Will the public learn about my diversion? 

No.  Many practitioners who face discipline are concerned about what information will be disclosed to the public (including clients and competitors) concerning their situation.  Investigations by the Office of Enrollment and Discipline are confidential, and even the existence or non-existence of an ethics investigation is protected by The Privacy Act.

For practitioners who enter into disciplinary diversion agreements, the OED will not publish the contract or provide notice to the public that the practitioner is party to a diversion contract.

Must I self-report my USPTO diversion to my state bar?

Every state has its own rules dictating when a member of that state’s bar must self-report their misconduct.  For example, state bars normally require practitioners to self-report when they have been the subject of “public” ethical discipline by another jurisdiction.  A practitioner’s acceptance into the OED’s Diversion Program is neither public nor discipline.

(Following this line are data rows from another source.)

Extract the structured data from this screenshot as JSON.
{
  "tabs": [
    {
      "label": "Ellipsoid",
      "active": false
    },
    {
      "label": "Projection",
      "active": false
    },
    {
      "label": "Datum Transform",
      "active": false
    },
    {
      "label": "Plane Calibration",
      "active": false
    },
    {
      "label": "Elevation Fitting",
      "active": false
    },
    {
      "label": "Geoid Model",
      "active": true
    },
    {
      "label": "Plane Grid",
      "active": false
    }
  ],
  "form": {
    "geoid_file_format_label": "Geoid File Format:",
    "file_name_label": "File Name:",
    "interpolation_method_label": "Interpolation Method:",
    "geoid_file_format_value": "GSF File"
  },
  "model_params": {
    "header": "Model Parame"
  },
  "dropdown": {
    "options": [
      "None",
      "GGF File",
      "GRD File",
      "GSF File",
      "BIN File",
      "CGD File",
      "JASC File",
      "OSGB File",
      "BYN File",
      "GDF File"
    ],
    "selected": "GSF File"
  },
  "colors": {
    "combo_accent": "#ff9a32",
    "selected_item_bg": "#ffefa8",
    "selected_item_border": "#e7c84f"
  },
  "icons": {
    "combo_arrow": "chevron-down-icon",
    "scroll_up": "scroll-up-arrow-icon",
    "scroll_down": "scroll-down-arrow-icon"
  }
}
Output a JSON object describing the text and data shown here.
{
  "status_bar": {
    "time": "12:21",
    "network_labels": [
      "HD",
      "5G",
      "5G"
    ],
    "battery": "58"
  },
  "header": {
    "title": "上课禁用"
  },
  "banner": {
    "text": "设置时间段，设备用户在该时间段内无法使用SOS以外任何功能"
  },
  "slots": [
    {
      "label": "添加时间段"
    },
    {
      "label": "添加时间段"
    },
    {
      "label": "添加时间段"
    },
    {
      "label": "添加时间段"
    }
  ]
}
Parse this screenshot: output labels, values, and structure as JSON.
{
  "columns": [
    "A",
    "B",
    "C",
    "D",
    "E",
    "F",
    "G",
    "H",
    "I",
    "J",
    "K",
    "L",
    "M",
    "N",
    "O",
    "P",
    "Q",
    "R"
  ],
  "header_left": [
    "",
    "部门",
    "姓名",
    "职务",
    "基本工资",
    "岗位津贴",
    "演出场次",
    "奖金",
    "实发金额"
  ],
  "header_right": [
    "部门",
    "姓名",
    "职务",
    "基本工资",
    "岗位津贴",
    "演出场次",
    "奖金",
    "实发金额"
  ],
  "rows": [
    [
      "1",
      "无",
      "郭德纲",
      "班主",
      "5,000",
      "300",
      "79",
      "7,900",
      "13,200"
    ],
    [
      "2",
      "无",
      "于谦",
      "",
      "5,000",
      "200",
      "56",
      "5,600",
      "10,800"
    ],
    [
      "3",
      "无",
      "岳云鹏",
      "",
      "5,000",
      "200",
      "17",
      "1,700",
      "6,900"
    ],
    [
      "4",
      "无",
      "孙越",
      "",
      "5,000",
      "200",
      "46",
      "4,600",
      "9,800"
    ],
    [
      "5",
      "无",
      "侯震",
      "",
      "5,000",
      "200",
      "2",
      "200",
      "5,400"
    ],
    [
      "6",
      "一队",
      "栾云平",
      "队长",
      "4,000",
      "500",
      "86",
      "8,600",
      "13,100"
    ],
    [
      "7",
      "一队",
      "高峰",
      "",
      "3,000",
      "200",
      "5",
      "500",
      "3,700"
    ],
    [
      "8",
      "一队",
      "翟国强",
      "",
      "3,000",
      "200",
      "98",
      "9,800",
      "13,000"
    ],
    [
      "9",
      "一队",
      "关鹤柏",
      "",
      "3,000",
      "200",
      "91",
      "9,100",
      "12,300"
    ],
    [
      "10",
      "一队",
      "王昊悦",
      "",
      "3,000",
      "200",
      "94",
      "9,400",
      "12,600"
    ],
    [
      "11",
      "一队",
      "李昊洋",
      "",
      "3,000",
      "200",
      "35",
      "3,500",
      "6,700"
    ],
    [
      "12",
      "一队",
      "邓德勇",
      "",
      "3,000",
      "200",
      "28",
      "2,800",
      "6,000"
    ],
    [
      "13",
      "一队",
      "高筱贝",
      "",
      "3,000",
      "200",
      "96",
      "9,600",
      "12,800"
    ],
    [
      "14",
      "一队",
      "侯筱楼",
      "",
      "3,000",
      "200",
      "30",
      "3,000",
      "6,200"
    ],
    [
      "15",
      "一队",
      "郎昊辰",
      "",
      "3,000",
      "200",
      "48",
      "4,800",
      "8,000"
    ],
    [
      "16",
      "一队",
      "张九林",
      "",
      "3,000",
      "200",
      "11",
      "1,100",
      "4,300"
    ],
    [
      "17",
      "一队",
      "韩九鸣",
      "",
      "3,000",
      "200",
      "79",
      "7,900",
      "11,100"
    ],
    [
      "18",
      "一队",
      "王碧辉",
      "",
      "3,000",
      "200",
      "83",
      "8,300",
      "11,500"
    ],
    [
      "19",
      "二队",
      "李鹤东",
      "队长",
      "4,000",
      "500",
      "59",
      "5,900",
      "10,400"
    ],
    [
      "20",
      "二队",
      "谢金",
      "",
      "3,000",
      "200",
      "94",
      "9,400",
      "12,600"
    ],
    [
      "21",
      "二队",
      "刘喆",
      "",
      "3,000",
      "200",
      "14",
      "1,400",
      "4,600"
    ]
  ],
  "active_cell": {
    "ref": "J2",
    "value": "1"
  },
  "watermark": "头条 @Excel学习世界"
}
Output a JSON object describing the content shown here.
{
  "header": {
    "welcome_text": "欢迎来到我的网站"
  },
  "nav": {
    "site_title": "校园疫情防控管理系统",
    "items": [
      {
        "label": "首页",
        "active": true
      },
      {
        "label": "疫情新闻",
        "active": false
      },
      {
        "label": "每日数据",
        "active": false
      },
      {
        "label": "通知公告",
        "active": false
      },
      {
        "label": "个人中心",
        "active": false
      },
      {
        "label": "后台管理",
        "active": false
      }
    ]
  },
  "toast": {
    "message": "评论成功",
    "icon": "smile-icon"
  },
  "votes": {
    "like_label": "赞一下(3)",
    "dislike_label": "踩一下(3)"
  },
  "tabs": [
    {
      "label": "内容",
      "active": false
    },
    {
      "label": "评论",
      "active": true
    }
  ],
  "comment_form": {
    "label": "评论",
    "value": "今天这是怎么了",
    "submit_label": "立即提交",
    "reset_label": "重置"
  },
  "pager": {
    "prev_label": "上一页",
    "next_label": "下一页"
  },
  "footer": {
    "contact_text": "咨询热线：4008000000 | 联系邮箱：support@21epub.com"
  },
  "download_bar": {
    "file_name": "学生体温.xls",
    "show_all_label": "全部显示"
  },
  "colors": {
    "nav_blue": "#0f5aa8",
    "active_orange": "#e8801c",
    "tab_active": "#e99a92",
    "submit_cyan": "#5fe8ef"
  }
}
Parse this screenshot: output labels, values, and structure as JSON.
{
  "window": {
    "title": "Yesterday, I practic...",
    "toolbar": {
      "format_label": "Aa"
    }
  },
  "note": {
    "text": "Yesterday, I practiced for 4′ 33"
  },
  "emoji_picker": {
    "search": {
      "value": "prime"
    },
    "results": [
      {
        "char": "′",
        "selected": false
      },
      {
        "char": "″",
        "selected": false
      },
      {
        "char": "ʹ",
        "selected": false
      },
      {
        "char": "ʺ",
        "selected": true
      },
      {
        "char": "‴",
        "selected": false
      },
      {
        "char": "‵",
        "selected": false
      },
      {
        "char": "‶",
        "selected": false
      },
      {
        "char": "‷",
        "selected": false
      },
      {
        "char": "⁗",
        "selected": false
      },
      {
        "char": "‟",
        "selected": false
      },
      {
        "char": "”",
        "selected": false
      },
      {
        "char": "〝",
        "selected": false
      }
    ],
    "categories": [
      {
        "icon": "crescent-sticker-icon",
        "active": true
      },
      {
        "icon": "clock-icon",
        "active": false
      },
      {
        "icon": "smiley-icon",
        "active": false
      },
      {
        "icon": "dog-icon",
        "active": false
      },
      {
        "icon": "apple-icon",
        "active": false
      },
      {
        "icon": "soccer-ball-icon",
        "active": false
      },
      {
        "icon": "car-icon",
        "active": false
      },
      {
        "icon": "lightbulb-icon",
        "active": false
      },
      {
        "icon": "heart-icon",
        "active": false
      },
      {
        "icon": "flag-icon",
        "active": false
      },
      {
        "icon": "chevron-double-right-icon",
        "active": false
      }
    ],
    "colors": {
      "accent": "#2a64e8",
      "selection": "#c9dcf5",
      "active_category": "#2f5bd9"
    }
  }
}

Entry into the OED Program does not necessarily mean that the practitioner is absolved of all self-reporting obligations.  For example, many states require their members to self-report if they are convicted of a crime.  A practitioner who receives a disciplinary diversion from the USPTO based upon, for example, a drunk driving conviction might be required to report their conviction to their state bar even if they are not required to report the non-disciplinary diversion by the USPTO.  Thus, practitioners must continue to be mindful of their own state bar’s self-reporting requirements to determine whether self-reporting of their misconduct is required.

Will I need to report entry into the USPTO diversion program to my malpractice carrier?

That would be highly unlikely. Most malpractice carriers require practitioners to report instances where they have been publicly disciplined.  Again, the OED Diversion Program is neither public nor discipline.  Nevertheless, the underlying conduct that led to the disciplinary diversion may need to be reported to the practitioner’s insurance carrier.  Practitioners should therefore be mindful of the terms of their malpractice insurance so that they may determine if reporting to their carrier is warranted.

Conclusion

Diversion programs provide disciplinary counsel with an alternative mechanism for protecting the public without unnecessarily punishing an attorney whose chief issue is alcohol, substance abuse, or other qualifying types of behavior.  The USPTO should be applauded for recognizing the need for this alternative to discipline.